Postrada y convaleciente, la protagonista reflexiona sobre su pasado, presente y futuro desde una mirada incorrecta, satírica, deslenguada y siempre exagerada, ahondando en sus delirios oscuros y heridas más profundas.

Todo ello, bajo un telón de fondo marcado por la violencia política y la convulsión social de una patria difusa. Sobre esta novela y sus próximos pasos, cuenta el narrador, columnista y comunicador de radio Zero.

 

Fuera de Chile, has alcanzado cierta notoriedad con “Milagro en Haití” en países como Argentina o España. ¿Cómo evalúas esta recepción que ha tenido el libro?

-Yo creo que le ha ido bien.
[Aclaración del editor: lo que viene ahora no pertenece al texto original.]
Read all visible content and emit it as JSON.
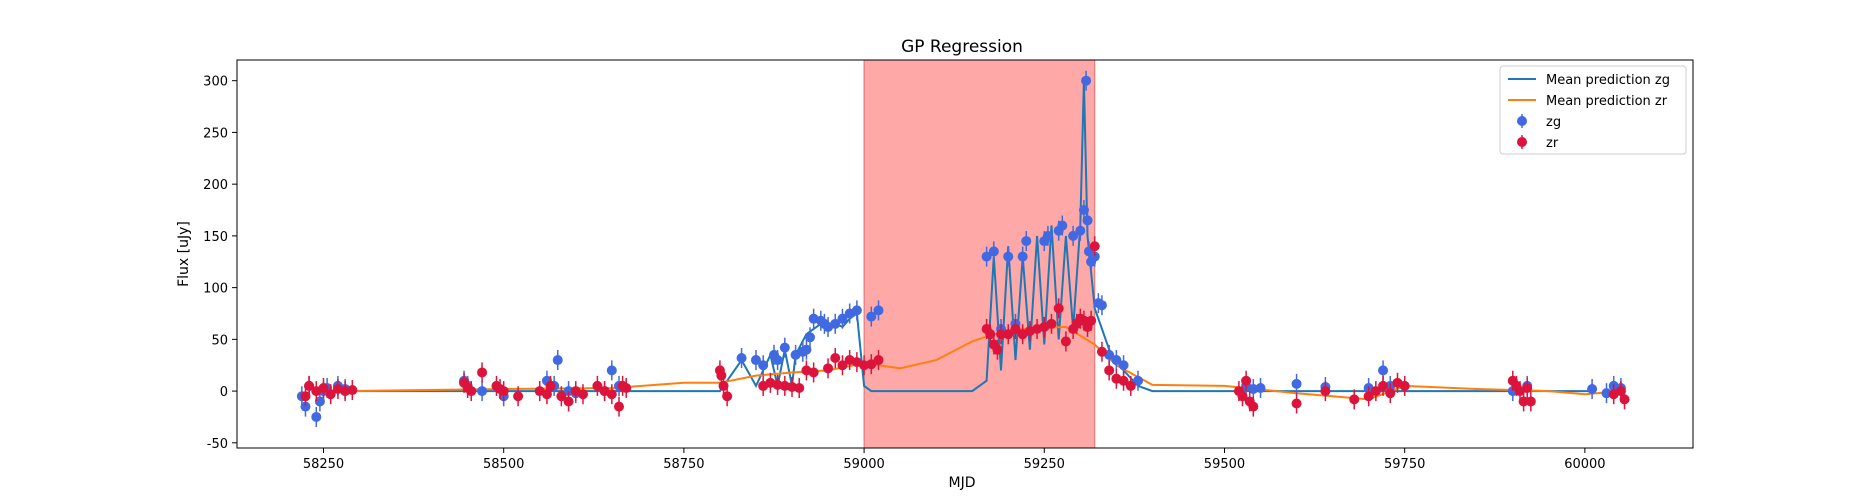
{
  "chart_data": {
    "type": "scatter",
    "title": "GP Regression",
    "xlabel": "MJD",
    "ylabel": "Flux [uJy]",
    "xlim": [
      58130,
      60150
    ],
    "ylim": [
      -55,
      320
    ],
    "xticks": [
      58250,
      58500,
      58750,
      59000,
      59250,
      59500,
      59750,
      60000
    ],
    "yticks": [
      -50,
      0,
      50,
      100,
      150,
      200,
      250,
      300
    ],
    "grid": false,
    "legend": "upper-right",
    "shaded_region": {
      "x0": 59000,
      "x1": 59320,
      "color": "#ffa8a8"
    },
    "series": [
      {
        "name": "Mean prediction zg",
        "kind": "line",
        "color": "#1f77b4",
        "x": [
          58280,
          58800,
          58830,
          58850,
          58870,
          58880,
          58890,
          58900,
          58905,
          58920,
          58940,
          58950,
          58960,
          58970,
          58980,
          58990,
          59000,
          59010,
          59100,
          59150,
          59170,
          59180,
          59190,
          59200,
          59210,
          59220,
          59230,
          59240,
          59250,
          59260,
          59270,
          59280,
          59290,
          59300,
          59305,
          59310,
          59320,
          59330,
          59340,
          59360,
          59380,
          59400,
          59500,
          59700,
          59900,
          60010
        ],
        "y": [
          0,
          0,
          30,
          5,
          35,
          5,
          40,
          5,
          35,
          55,
          65,
          60,
          65,
          62,
          70,
          75,
          5,
          0,
          0,
          0,
          10,
          130,
          20,
          140,
          30,
          130,
          40,
          150,
          45,
          160,
          50,
          150,
          60,
          160,
          300,
          150,
          80,
          60,
          40,
          20,
          5,
          0,
          0,
          0,
          0,
          0
        ]
      },
      {
        "name": "Mean prediction zr",
        "kind": "line",
        "color": "#ff7f0e",
        "x": [
          58280,
          58500,
          58650,
          58750,
          58800,
          58850,
          58900,
          58950,
          59000,
          59050,
          59100,
          59150,
          59180,
          59220,
          59280,
          59320,
          59350,
          59400,
          59500,
          59600,
          59650,
          59700,
          59750,
          59850,
          59950,
          60000,
          60050
        ],
        "y": [
          0,
          2,
          3,
          8,
          8,
          15,
          18,
          20,
          27,
          22,
          30,
          48,
          55,
          60,
          62,
          45,
          25,
          6,
          5,
          -2,
          -5,
          -8,
          5,
          2,
          0,
          -3,
          0
        ]
      },
      {
        "name": "zg",
        "kind": "points",
        "color": "#4169e1",
        "x": [
          58220,
          58225,
          58230,
          58240,
          58245,
          58250,
          58255,
          58270,
          58280,
          58445,
          58450,
          58470,
          58500,
          58560,
          58570,
          58575,
          58590,
          58600,
          58640,
          58650,
          58660,
          58830,
          58850,
          58860,
          58875,
          58880,
          58890,
          58905,
          58915,
          58920,
          58925,
          58930,
          58940,
          58945,
          58950,
          58960,
          58970,
          58980,
          58990,
          59010,
          59020,
          59170,
          59180,
          59190,
          59200,
          59210,
          59220,
          59225,
          59250,
          59255,
          59270,
          59275,
          59290,
          59300,
          59305,
          59308,
          59310,
          59312,
          59315,
          59320,
          59325,
          59330,
          59340,
          59350,
          59360,
          59380,
          59530,
          59540,
          59550,
          59600,
          59640,
          59700,
          59720,
          59730,
          59900,
          59920,
          60010,
          60030,
          60040,
          60050
        ],
        "y": [
          -5,
          -15,
          5,
          -25,
          -10,
          0,
          3,
          5,
          2,
          10,
          5,
          0,
          -5,
          10,
          5,
          30,
          0,
          -2,
          0,
          20,
          5,
          32,
          30,
          25,
          35,
          30,
          42,
          35,
          38,
          40,
          52,
          70,
          68,
          65,
          62,
          65,
          70,
          75,
          78,
          72,
          78,
          130,
          135,
          60,
          130,
          65,
          130,
          145,
          145,
          150,
          155,
          160,
          150,
          155,
          175,
          300,
          165,
          135,
          125,
          130,
          85,
          83,
          35,
          30,
          25,
          10,
          5,
          2,
          3,
          7,
          4,
          3,
          20,
          5,
          0,
          5,
          2,
          -2,
          5,
          3
        ]
      },
      {
        "name": "zr",
        "kind": "points",
        "color": "#dc143c",
        "x": [
          58225,
          58230,
          58240,
          58250,
          58260,
          58270,
          58280,
          58290,
          58445,
          58450,
          58455,
          58470,
          58490,
          58495,
          58500,
          58520,
          58550,
          58560,
          58565,
          58580,
          58590,
          58600,
          58610,
          58630,
          58640,
          58650,
          58660,
          58665,
          58670,
          58800,
          58802,
          58805,
          58810,
          58860,
          58870,
          58880,
          58890,
          58900,
          58910,
          58920,
          58930,
          58950,
          58960,
          58970,
          58980,
          58990,
          59000,
          59010,
          59020,
          59170,
          59175,
          59180,
          59185,
          59190,
          59200,
          59210,
          59220,
          59230,
          59240,
          59250,
          59260,
          59270,
          59280,
          59290,
          59295,
          59300,
          59305,
          59310,
          59315,
          59320,
          59330,
          59340,
          59350,
          59360,
          59370,
          59520,
          59525,
          59530,
          59535,
          59540,
          59600,
          59640,
          59680,
          59700,
          59710,
          59720,
          59730,
          59740,
          59750,
          59900,
          59905,
          59910,
          59915,
          59920,
          59925,
          60040,
          60050,
          60055
        ],
        "y": [
          -5,
          5,
          0,
          3,
          -3,
          2,
          0,
          1,
          8,
          3,
          0,
          18,
          5,
          2,
          0,
          -5,
          0,
          -3,
          5,
          -5,
          -10,
          0,
          -3,
          5,
          0,
          -3,
          -15,
          5,
          3,
          20,
          15,
          5,
          -5,
          5,
          8,
          6,
          5,
          4,
          3,
          20,
          18,
          22,
          32,
          25,
          30,
          28,
          25,
          26,
          30,
          60,
          55,
          45,
          40,
          55,
          55,
          60,
          55,
          58,
          60,
          62,
          65,
          80,
          48,
          60,
          65,
          70,
          68,
          62,
          68,
          140,
          38,
          20,
          12,
          10,
          5,
          0,
          -5,
          10,
          -10,
          -15,
          -12,
          0,
          -8,
          -5,
          0,
          5,
          -2,
          8,
          5,
          10,
          5,
          0,
          -10,
          3,
          -10,
          -3,
          0,
          -8
        ]
      }
    ]
  }
}
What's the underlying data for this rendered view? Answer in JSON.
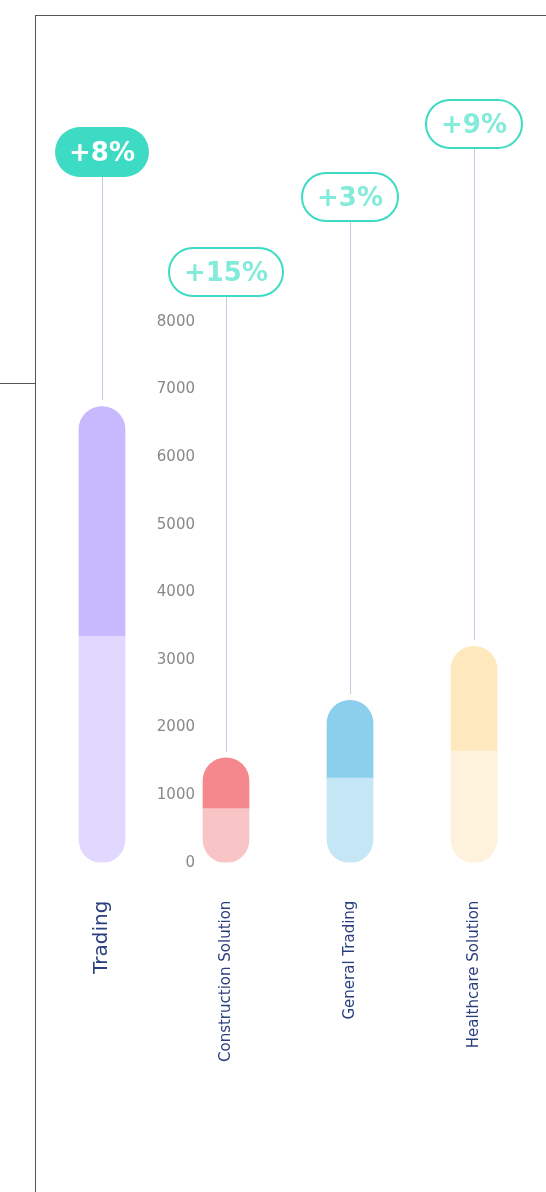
{
  "chart_data": {
    "type": "bar",
    "stacked": true,
    "categories": [
      "Trading",
      "Construction Solution",
      "General Trading",
      "Healthcare Solution"
    ],
    "series": [
      {
        "colors": [
          "#e0d8fe",
          "#f9c4c6",
          "#c4e6f5",
          "#fff2dc"
        ],
        "values": [
          3350,
          800,
          1250,
          1650
        ]
      },
      {
        "colors": [
          "#c8b8fe",
          "#f4888c",
          "#8bcfec",
          "#ffe7be"
        ],
        "values": [
          3400,
          750,
          1150,
          1550
        ]
      }
    ],
    "ylim": [
      0,
      8000
    ],
    "yticks": [
      0,
      1000,
      2000,
      3000,
      4000,
      5000,
      6000,
      7000,
      8000
    ],
    "legend": false,
    "annotations": [
      "+8%",
      "+15%",
      "+3%",
      "+9%"
    ]
  }
}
No es un libro mayoritario, no es un Best Seller, pero es un libro que ha tenido muy buenas críticas casi generalizadas. De hecho, yo diría que ha recibido un cien por ciento de buenas críticas y eso no me había pasado nunca. Además, los lectores lo han disfrutado, es una historia distinta y claro, en Argentina o en España es leído sin el prejuicio de quién soy yo. Con mucha más libertad, por lo tanto.

 

¿Cómo concibes la historia de “Milagro en Haití”? ¿Hay hechos que te inspiraron de tu propia biografía?
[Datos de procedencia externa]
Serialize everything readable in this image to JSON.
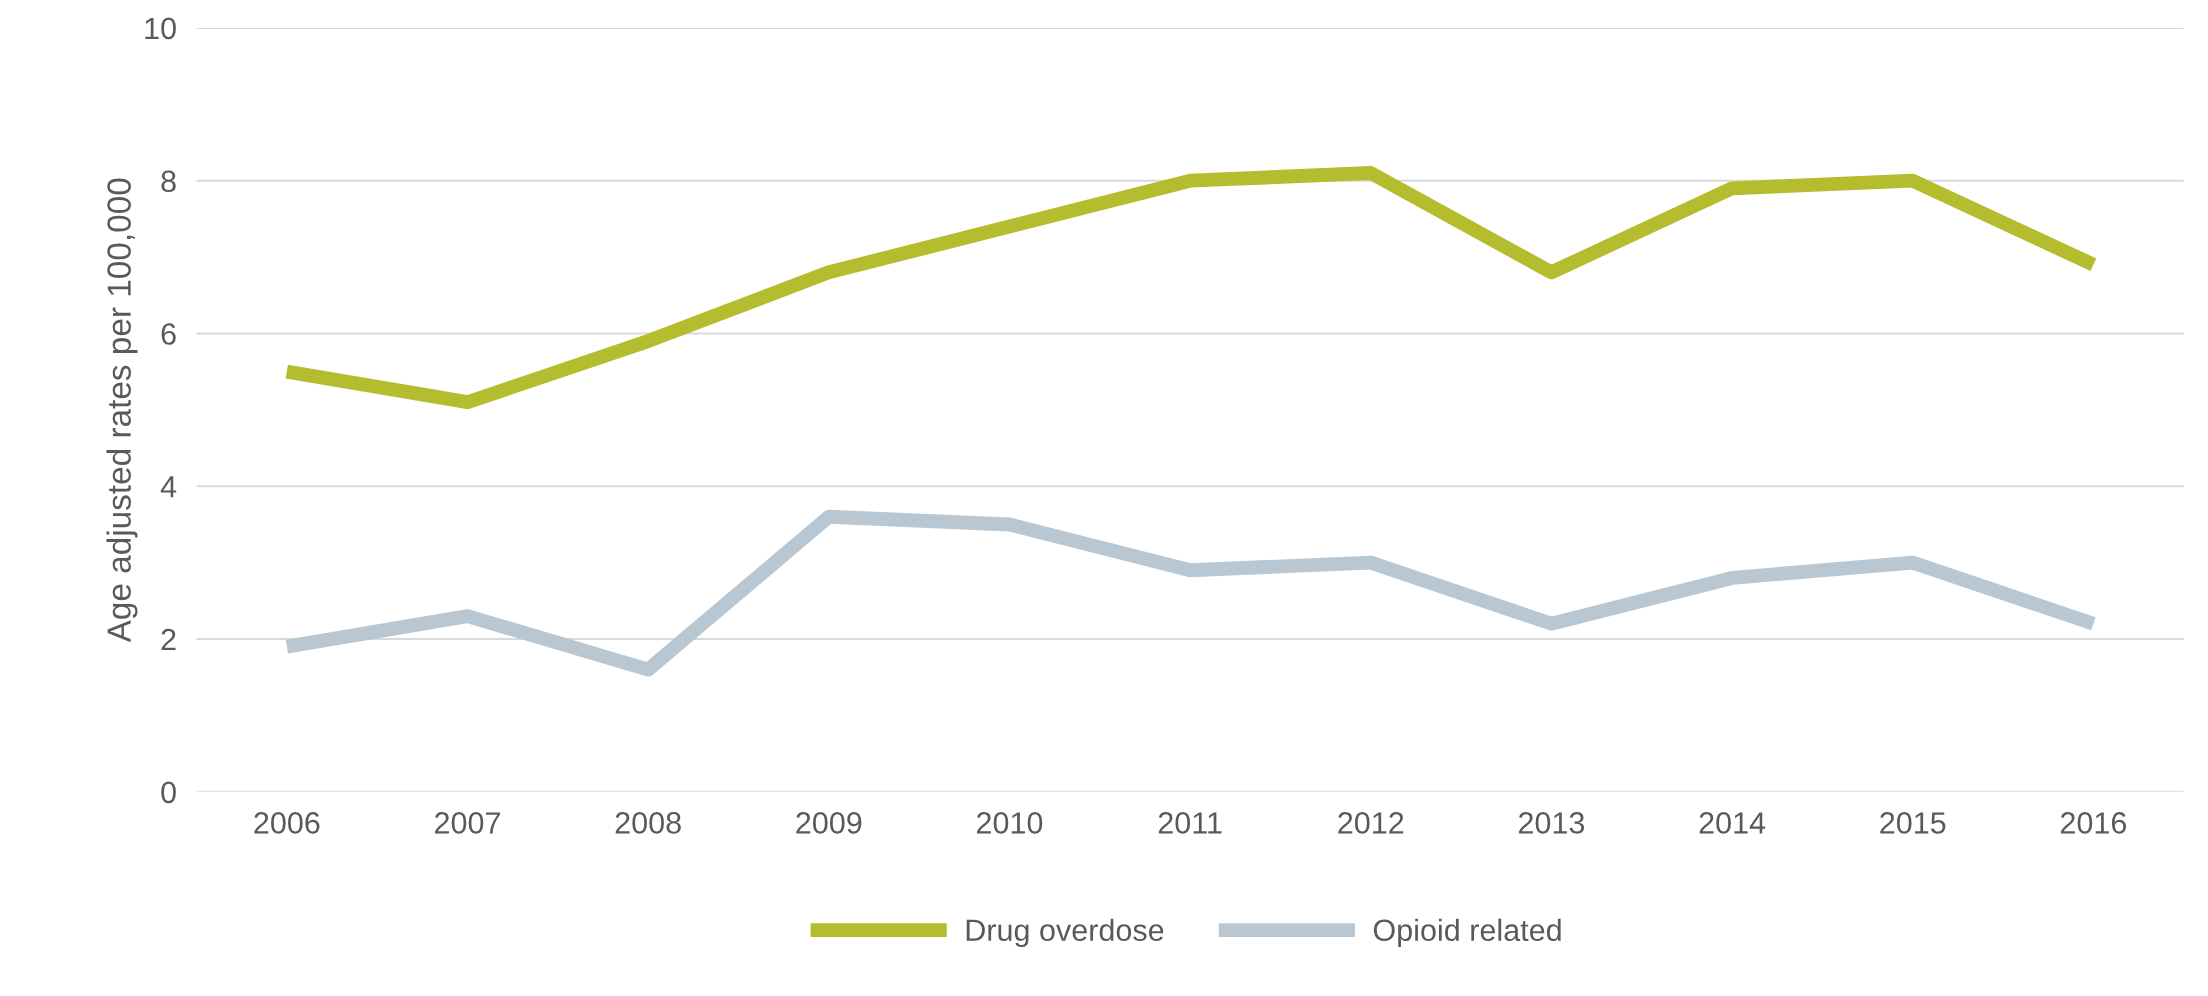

-Sí. Hay una pequeña raíz autobiográfica, porque mi mamá se hizo una operación parecida en Haití. Obviamente no con tanto dramatismo, pero yo conocí Haití en esas circunstancias y ése fue como el primer embrión del libro. Pero, sobre todo, lo que me interesaba mucho era crear dos personajes femeninos fuertes y con personalidades propias que pudieran desarrollarse durante el libro. Eso fue para mí muy placentero, el crear estas dos figuras femeninas y viajar con ellas.

 

¿No te costó dar con el tono femenino?

-No. Es que yo venía de escribir un libro y una obra de teatro sobre mi abuela, por lo cual ya venía como entrenado. O sea, venía inserto en ese mundo, así que fue bastante fácil seguir ahí… Eso sí, es un tipo de mujer la que me sale fácil, no es cualquiera. Parece que soy experto en menopáusicas.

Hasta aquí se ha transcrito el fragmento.